The optimal angle is indeed less than 45 degrees if the object starts its trajectory above the ground. An example: Suppose the object is thrown 2 feet above the ground with an initial speed of 8 .05 ft/second. A 45 degree angle results in the object going 3.24 feet. The distance is 3.46 feet at the optimal angle of 30 degrees.

This looks like homework. The original poster should show some work.

Last edited by a moderator: Jan 21, 2007
5. Jan 21, 2007

### arildno

The optimal launch angle does, indeed, depend on the launching position and the ground profile.

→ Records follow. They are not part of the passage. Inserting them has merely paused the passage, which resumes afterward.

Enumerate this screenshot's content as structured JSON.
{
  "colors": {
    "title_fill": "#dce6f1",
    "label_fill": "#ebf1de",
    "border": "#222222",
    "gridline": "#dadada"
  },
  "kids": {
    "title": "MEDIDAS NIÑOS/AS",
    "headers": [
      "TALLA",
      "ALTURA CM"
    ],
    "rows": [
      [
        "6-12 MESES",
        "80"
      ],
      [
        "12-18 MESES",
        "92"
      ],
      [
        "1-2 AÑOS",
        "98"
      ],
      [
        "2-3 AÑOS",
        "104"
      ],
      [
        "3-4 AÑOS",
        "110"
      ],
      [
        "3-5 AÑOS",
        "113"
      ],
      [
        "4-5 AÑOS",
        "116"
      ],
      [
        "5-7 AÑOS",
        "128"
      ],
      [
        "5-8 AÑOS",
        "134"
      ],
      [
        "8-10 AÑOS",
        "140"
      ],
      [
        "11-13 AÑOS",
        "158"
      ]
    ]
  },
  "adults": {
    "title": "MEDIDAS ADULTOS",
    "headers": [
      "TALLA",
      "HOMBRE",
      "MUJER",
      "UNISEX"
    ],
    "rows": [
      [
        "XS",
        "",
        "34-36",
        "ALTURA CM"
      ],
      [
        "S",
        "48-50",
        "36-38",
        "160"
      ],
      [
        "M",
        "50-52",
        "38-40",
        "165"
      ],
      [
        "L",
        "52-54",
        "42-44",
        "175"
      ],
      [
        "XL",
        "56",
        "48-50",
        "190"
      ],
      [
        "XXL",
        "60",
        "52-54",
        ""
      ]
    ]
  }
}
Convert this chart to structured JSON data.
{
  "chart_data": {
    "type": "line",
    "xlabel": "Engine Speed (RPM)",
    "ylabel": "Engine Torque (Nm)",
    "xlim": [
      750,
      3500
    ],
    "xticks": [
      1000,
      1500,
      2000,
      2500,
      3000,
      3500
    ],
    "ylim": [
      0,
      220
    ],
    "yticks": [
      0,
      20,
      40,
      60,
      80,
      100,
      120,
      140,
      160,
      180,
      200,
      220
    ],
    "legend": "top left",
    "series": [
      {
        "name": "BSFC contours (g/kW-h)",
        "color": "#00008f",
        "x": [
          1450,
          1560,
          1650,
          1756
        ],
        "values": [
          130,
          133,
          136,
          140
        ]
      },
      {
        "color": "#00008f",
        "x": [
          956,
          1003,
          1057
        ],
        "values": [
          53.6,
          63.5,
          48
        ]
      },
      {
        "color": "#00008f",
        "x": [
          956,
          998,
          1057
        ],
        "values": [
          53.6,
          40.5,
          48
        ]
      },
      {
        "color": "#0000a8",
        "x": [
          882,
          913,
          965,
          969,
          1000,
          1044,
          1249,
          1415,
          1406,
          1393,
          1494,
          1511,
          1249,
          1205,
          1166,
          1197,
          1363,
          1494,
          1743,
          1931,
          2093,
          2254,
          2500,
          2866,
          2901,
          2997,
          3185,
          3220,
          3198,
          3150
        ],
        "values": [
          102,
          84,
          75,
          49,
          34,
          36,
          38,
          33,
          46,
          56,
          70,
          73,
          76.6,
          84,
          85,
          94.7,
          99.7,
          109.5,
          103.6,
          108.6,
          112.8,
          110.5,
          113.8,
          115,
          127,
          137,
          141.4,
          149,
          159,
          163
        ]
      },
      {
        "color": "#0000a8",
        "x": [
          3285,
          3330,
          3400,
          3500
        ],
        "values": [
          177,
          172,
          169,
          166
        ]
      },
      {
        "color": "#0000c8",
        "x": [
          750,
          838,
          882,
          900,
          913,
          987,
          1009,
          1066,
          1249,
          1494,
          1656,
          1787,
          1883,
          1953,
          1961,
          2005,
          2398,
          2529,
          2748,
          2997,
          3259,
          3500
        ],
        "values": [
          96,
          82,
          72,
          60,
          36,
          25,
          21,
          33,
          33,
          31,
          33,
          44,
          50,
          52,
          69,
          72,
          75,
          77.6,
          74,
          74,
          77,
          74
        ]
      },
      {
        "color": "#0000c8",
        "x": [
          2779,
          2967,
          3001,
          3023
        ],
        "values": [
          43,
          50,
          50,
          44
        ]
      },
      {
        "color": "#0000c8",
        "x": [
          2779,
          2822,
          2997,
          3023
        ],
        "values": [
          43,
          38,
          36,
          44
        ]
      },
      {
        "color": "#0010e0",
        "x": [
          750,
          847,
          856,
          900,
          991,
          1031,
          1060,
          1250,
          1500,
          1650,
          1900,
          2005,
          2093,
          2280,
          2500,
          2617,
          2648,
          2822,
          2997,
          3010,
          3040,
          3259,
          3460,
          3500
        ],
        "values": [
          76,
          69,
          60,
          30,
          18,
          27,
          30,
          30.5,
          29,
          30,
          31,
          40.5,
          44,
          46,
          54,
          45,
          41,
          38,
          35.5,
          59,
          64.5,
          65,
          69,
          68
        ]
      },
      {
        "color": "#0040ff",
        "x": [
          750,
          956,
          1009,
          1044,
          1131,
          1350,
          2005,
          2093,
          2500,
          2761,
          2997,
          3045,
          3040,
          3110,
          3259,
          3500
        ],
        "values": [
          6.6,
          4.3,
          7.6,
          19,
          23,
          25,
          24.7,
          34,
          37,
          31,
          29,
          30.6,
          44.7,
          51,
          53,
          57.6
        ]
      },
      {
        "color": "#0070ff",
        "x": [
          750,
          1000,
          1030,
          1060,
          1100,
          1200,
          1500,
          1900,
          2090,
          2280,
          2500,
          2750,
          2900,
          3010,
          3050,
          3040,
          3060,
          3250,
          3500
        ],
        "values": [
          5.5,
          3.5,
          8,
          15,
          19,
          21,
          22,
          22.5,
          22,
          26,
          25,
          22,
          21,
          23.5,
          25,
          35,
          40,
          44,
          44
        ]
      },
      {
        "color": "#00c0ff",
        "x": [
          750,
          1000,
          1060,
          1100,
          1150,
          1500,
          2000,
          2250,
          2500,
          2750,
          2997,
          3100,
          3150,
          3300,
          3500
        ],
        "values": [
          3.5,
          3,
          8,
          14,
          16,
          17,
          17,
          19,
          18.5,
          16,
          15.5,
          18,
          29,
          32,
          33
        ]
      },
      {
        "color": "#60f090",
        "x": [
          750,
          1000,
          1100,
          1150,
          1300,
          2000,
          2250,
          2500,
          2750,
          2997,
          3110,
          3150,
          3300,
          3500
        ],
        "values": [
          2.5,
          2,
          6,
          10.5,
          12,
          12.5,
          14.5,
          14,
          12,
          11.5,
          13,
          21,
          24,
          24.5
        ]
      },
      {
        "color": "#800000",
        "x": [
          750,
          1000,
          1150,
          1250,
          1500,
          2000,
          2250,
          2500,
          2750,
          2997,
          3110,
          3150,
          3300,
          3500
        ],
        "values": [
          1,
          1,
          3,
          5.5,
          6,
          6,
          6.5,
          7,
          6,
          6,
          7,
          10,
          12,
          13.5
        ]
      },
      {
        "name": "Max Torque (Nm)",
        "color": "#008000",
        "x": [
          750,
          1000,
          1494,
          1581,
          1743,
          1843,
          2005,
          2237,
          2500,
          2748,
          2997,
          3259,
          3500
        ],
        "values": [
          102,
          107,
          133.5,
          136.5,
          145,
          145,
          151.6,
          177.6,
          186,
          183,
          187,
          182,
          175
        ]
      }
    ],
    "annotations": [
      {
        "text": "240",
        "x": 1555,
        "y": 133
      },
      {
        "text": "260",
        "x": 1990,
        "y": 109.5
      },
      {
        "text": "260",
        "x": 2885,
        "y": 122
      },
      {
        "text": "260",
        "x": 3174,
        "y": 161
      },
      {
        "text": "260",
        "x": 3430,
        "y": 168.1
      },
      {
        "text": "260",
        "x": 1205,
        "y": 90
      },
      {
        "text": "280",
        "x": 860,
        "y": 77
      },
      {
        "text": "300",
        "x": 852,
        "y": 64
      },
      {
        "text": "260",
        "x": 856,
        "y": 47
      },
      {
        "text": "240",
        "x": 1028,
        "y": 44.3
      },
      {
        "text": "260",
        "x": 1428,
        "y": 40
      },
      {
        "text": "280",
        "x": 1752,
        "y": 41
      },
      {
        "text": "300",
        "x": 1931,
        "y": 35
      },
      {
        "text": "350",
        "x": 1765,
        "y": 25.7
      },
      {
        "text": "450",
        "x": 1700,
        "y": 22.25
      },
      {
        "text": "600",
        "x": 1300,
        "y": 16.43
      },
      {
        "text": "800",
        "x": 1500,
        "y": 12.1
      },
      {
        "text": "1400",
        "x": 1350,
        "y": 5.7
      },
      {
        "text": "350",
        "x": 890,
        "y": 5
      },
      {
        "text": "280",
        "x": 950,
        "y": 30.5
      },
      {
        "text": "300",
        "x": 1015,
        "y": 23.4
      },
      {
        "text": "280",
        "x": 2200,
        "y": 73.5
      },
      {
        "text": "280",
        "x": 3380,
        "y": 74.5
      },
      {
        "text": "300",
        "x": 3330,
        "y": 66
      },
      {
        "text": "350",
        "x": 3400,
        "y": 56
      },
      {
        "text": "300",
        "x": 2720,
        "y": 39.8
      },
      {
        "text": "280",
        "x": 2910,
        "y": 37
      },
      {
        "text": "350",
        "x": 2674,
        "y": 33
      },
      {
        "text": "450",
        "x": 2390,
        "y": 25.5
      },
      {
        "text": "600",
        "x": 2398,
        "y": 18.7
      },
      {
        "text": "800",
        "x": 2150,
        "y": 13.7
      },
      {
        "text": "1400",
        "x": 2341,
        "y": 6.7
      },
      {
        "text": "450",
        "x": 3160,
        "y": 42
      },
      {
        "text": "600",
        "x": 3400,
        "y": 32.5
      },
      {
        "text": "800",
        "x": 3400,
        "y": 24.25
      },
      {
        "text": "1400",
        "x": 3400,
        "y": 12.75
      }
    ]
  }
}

Assume that the initial vertical position, launch speed, launch angle, ground profile is $y_{0}, v, \theta, h(x)$ respectively.
Then, as a function of time, the object's vertical and horizontal positions (starting at x=0) are
$$y(t)=y_{0}+(v\sin\theta){t}+\frac{gt^{2}}{2}, x(t)=(v\cos\theta){t}$$
The object hits the ground at some time T when y(T)=h(x(T)), that is we gain the ground state equation:
$$h((v\cos\theta)T)=y_{0}+(v\sin\theta)T+\frac{gT^{2}}{2}$$
an equation by which we in principle can solve for the collision instant T as a function of $\theta$, called $T(\theta)$

The RANGE is therefore the horizontal coordinate considered as a function of the launch angle:
$$x(\theta)=v\cos\theta{T}(\theta)$$
and the optimal launch angle $\theta_{op}$ is determined by solving the the algebraic equation $$\frac{dx}{d\theta}=0$$, that is finding the solutions of:
$$-(\sin\theta_{op})T(\theta_{op})+(\cos\theta_{op})\frac{dT}{d\theta}\mid_{(\theta=\theta_{op})}=0\to\frac{1}{T(\theta_{op})}\frac{dT}{d\theta}\mid_{(\theta=\theta_{op})}=\tan(\theta_{op})$$

In the general case, it is by no means a trivial matter to determine the function $T(\theta)$, nor is it trivial to solve the range equation for $\theta_{op}$

Last edited by a moderator: Jan 21, 2007